Overriding muscle memory

As mentioned earlier, bad habits in bowling are difficult to change due to the associated muscle memory that has been established. So how do you successfully override it? With conscious effort. You must concentrate on the new skill that is to replace the previous habit. Let’s say that a bowler has been pushing the pushaway to the right rather than toward the target. For that bowler to change, they would have to concentrate on counterbalancing by placing the ball to what they think is the left during the pushaway; and they must do so until the new muscle memory pattern is established. Not just one practice session, one day, or even one week. During the time it takes to make it a complete part of your game. That may take weeks, months, or even years. We can’t say how long it takes, only when it arrives permanently. Depending on how long they have been bowling, this can take quite an effort and lots of practice. Needless to say, once muscle memory is established, it is essential not to think about any other physical movements during the approach. This is really tough. Although it takes strong concentration to change your current muscle memory, it only takes a few thoughts about your mechanics to interrupt your trained muscle memory patterns, and change your entire performance. Imagine thinking about the ball position in the swing after the second step of your approach, or think about the position of the arm that is not swinging the ball just before your release. Chances are that you will not have a very good delivery. It is important to realize it only takes a few mere thoughts to disrupt muscle memory, and will ultimately have a negative effect on your game.

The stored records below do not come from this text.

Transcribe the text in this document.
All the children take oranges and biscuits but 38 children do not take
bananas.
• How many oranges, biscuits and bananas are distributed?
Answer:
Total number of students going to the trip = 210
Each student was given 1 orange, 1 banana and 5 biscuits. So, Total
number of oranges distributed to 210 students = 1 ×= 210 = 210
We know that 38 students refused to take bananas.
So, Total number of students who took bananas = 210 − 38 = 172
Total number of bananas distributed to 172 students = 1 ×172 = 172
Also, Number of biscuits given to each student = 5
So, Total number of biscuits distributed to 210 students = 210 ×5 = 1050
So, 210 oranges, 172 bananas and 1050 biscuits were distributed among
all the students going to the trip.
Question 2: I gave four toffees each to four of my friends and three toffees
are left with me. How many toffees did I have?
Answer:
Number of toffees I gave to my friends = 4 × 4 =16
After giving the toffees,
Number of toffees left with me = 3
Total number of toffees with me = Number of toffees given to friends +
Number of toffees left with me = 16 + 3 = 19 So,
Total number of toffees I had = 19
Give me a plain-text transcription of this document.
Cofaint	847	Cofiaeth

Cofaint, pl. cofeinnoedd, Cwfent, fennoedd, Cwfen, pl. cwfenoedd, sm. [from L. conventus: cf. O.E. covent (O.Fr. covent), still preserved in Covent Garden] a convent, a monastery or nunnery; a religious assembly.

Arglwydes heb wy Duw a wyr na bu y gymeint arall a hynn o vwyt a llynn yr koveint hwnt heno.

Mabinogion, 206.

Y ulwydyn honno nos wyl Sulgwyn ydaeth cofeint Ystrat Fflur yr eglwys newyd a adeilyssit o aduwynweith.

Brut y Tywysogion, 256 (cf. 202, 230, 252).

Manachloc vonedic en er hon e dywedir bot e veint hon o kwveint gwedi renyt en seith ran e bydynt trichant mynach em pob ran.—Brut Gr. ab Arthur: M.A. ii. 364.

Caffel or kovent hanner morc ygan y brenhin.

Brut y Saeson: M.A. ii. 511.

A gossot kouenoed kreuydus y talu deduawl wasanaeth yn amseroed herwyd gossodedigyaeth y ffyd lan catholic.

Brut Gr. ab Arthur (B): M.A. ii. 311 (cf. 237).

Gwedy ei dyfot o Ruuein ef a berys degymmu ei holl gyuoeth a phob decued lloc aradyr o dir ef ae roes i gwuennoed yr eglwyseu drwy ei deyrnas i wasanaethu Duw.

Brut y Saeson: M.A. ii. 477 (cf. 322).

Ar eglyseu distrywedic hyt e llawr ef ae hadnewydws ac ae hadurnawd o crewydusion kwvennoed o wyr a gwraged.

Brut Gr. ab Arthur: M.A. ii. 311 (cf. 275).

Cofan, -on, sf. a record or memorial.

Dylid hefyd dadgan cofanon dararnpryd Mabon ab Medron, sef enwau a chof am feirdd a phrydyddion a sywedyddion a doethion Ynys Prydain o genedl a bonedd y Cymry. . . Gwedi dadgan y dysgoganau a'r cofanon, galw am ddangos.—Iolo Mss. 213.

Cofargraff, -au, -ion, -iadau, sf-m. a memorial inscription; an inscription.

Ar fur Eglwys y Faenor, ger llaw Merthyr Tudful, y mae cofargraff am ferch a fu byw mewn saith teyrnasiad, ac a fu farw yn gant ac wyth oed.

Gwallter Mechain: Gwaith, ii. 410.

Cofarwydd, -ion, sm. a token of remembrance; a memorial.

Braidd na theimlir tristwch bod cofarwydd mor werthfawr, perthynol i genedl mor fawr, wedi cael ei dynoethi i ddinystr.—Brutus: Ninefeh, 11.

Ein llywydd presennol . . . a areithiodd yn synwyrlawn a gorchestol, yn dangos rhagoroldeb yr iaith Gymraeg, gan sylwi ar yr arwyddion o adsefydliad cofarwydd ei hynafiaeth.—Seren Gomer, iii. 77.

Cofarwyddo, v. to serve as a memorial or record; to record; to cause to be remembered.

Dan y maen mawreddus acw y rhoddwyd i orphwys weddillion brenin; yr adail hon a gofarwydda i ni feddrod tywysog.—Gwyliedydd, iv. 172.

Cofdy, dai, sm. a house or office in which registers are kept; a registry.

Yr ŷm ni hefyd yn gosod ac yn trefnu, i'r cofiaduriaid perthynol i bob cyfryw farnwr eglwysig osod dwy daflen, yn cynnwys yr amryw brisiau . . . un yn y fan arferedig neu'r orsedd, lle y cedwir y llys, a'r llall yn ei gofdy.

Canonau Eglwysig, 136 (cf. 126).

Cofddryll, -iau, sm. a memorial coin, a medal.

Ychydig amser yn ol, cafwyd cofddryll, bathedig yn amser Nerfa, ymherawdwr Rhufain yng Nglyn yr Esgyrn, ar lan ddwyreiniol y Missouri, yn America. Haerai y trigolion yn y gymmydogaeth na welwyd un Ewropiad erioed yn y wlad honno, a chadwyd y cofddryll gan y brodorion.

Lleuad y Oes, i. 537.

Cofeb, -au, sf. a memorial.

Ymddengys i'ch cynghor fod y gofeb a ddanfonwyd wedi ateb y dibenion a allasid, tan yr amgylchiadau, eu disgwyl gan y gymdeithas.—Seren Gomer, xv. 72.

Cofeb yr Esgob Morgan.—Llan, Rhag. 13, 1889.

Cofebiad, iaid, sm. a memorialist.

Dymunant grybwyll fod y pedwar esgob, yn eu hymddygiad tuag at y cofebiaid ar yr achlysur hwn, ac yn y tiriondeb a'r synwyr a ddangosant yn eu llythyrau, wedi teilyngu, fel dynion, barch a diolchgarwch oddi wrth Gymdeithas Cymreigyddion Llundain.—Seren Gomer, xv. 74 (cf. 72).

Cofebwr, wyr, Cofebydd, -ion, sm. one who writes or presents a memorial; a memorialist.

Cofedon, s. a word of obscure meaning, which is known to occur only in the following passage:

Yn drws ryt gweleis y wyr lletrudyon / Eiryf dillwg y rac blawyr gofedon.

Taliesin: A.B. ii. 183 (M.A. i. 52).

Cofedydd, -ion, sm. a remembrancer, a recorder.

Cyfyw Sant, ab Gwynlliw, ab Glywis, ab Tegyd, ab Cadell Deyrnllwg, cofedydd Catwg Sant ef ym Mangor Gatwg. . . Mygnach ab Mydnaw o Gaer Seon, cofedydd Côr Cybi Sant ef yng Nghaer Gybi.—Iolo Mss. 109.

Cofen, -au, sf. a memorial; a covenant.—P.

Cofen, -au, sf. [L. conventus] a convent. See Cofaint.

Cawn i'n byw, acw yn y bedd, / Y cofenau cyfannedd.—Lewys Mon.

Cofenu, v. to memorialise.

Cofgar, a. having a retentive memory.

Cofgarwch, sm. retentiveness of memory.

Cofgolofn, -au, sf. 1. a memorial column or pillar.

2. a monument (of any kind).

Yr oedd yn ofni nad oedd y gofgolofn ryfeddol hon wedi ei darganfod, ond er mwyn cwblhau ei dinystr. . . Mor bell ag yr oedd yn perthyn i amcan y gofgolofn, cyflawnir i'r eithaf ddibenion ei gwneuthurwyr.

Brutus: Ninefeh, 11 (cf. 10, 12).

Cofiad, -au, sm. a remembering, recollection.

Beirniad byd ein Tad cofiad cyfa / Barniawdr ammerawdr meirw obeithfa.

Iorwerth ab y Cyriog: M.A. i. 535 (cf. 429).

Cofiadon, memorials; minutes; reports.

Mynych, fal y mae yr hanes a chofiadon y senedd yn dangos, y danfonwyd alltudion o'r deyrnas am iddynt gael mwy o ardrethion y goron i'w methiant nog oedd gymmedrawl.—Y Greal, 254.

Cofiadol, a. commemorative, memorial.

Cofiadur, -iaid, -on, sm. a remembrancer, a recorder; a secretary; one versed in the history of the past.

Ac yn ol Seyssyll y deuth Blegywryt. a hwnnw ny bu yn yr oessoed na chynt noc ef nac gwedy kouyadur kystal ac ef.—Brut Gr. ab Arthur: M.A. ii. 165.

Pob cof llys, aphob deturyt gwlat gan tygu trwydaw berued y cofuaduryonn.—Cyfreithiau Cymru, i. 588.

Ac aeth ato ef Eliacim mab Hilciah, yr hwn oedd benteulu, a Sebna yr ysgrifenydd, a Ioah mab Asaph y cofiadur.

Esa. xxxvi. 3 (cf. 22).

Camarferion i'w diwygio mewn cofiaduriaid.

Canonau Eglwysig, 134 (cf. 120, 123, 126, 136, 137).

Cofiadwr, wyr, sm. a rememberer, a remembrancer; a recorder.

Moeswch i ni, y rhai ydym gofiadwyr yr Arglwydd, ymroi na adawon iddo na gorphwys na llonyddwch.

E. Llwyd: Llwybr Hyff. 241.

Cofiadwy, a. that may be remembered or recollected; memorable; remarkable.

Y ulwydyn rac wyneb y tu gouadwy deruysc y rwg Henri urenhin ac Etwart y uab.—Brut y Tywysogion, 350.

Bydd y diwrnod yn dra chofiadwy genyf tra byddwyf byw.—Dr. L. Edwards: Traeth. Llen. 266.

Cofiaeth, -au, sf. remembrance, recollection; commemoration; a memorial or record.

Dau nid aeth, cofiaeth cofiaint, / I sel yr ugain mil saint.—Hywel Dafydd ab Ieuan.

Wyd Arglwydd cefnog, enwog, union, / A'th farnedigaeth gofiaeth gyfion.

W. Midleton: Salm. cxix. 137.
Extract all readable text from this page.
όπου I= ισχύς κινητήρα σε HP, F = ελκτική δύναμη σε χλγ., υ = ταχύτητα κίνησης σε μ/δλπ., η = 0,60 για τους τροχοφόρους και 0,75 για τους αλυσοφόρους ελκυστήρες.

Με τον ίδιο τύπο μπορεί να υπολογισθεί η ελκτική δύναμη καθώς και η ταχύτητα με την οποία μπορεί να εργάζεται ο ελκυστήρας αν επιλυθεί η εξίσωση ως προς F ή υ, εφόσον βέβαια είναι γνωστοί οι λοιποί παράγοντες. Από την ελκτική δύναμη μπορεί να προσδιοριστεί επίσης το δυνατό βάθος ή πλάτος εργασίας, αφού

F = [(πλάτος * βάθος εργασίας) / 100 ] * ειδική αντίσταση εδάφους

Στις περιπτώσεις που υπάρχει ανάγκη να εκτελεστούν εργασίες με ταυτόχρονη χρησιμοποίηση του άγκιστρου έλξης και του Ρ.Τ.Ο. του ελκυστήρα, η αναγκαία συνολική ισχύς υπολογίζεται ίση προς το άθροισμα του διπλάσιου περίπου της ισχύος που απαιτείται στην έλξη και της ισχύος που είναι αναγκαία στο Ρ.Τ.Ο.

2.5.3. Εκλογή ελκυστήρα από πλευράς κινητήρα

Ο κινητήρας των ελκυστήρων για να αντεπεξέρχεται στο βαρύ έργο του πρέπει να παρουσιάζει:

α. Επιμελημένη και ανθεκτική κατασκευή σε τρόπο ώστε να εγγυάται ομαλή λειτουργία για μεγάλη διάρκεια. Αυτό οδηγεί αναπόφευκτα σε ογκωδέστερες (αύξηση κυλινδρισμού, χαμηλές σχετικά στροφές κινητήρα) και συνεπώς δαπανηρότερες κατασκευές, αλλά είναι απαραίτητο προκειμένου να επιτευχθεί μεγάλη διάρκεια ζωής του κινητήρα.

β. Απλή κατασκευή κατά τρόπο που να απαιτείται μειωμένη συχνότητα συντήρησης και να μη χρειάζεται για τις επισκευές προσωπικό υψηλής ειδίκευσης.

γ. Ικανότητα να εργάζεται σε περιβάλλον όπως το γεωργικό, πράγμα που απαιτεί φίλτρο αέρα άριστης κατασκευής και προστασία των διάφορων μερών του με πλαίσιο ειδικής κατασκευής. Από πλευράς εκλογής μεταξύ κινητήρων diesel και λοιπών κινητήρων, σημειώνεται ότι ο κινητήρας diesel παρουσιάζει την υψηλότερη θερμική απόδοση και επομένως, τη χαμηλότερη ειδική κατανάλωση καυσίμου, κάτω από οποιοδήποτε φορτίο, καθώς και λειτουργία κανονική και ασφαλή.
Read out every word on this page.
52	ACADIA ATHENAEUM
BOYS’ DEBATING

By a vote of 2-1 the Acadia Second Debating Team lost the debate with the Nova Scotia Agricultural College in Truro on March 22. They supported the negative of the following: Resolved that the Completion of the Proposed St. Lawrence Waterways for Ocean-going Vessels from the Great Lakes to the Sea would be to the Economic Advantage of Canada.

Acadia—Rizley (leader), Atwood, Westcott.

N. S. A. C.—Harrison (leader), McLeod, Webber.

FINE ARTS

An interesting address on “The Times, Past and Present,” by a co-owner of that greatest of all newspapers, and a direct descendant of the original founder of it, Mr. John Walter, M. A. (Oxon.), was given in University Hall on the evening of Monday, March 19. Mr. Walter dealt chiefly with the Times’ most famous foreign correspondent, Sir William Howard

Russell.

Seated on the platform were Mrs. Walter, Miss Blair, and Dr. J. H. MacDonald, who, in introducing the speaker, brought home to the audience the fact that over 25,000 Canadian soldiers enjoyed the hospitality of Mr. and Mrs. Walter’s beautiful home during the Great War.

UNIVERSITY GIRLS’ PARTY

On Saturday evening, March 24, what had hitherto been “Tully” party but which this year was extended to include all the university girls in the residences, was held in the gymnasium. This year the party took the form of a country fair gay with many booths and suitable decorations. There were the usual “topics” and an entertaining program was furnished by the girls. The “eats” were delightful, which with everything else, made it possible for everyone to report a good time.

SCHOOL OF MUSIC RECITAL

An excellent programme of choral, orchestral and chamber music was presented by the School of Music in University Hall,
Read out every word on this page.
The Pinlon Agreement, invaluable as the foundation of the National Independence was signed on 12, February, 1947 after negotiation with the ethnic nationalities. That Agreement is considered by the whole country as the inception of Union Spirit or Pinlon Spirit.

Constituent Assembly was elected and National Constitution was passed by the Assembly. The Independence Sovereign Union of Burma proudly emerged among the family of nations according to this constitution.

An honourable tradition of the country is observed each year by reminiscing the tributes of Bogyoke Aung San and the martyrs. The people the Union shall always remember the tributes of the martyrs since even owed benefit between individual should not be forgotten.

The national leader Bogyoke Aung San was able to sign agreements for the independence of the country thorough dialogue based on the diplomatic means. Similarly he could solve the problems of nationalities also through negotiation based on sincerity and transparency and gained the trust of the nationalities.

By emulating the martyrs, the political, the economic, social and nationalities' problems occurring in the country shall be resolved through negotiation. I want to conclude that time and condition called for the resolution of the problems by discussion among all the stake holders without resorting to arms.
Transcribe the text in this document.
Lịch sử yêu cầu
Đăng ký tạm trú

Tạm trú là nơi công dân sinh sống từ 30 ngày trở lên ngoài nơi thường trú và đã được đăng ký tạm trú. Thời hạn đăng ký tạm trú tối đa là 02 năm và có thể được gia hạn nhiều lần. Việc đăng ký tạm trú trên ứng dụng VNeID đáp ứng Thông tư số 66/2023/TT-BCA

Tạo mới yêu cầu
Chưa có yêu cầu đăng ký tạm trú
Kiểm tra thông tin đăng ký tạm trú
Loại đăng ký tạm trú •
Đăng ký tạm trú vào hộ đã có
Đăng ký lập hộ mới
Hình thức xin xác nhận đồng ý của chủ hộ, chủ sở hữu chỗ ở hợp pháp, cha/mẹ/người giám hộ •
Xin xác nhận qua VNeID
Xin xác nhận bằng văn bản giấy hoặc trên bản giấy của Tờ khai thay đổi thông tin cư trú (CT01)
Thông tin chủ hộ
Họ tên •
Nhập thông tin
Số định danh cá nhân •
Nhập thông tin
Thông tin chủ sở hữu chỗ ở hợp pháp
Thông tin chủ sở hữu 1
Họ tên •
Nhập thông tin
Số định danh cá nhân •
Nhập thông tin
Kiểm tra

A Muscling Conclusion to Remember

Perfecting your game through knowledge of the sport and practice is essential to establishing sound muscle memory patterns. When it is time to practice and train, think about the given item you are working on every second of every shot. Then move on to the next item. When it is time to compete, let the mind go blank and let muscle memory take over. When you have achieved that level of mental discipline, you are truly in “the zone” and can reach whatever level of performance you choose.